Whitey Bulger’s family loses attempt to sue over prison transfer that saw him beaten to death

Boston crime boss went on run for 16 years before being arrested in California at age of 81

Graeme Massie
Los Angeles
Friday 21 January 2022 19:01 GMT
(Getty Images)

Whitey Bulger’s family has lost its attempt to sue the US government over the prison transfer that saw the notorious organised crime boss beaten to death.

The 89-year-old Boston crime boss, whose real name was Jame Bulger, was beaten to death in a federal prison in West Virginia in 2018, on the same day he was transferred there.

His family had sued the Bureau of Prison’s and 30 unnamed members of the prison system for failing to protect Bulger by moving him to the prison at Hazelton, which they say was known for inmate violence.

But US District JudgeJohn Preston Bailey in Wheeling granted the government’s motion to dismiss the lawsuit, ruling that federal law does not allow the family to sue over the decision to move Bulger.

The family claimed that the government knew that Bulger, who was also an FBI informant, had been labelled a “snitch” and was at risk but did not do enough to protect him.

“Through its frequent legislation in the areas of prison housing and prisoner litigation, Congress had many opportunities to create a damages remedy for situations where a housing decision leads to injury. But it did not do so,” Judge Bailey wrote.

“Instead, it has repeatedly limited judicial authority to review BOP housing decisions and to entertain claims brought by prisoners.”

Bulger was the head of the Boston-based Irish-American crime organisation, the Winter Hill Gang, and informed on the New England mafia.

He fled Boston in 1994, and after 16 years on the run was arrested at the age of 81 in Santa Monica, California.
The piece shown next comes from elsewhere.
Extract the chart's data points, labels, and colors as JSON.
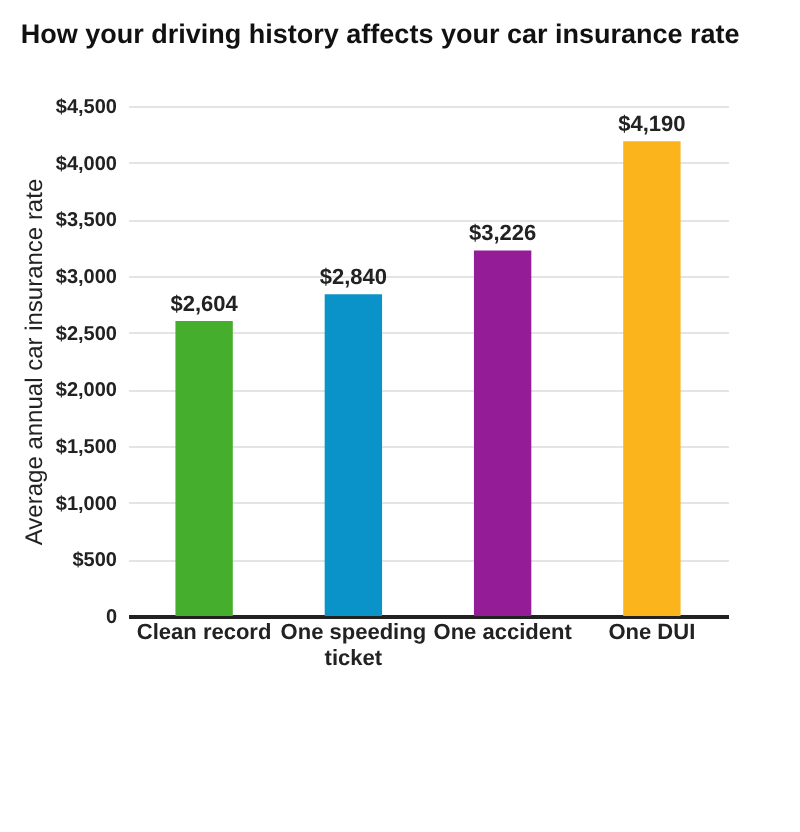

In 2013 he was convicted of participating in 11 murders and a string of other crimes, and served his sentence in Florida and Arizona before being transferred to West Virginia.

“Predictably, within hours of his placement in general population at Hazelton, inmates believed to be from New England and who are alleged to have Mafia ties or loyalties, killed James Bulger Jr utilising methods that included the use of a lock in a sock-type weapon,” the lawsuit, filed in 2020, stated.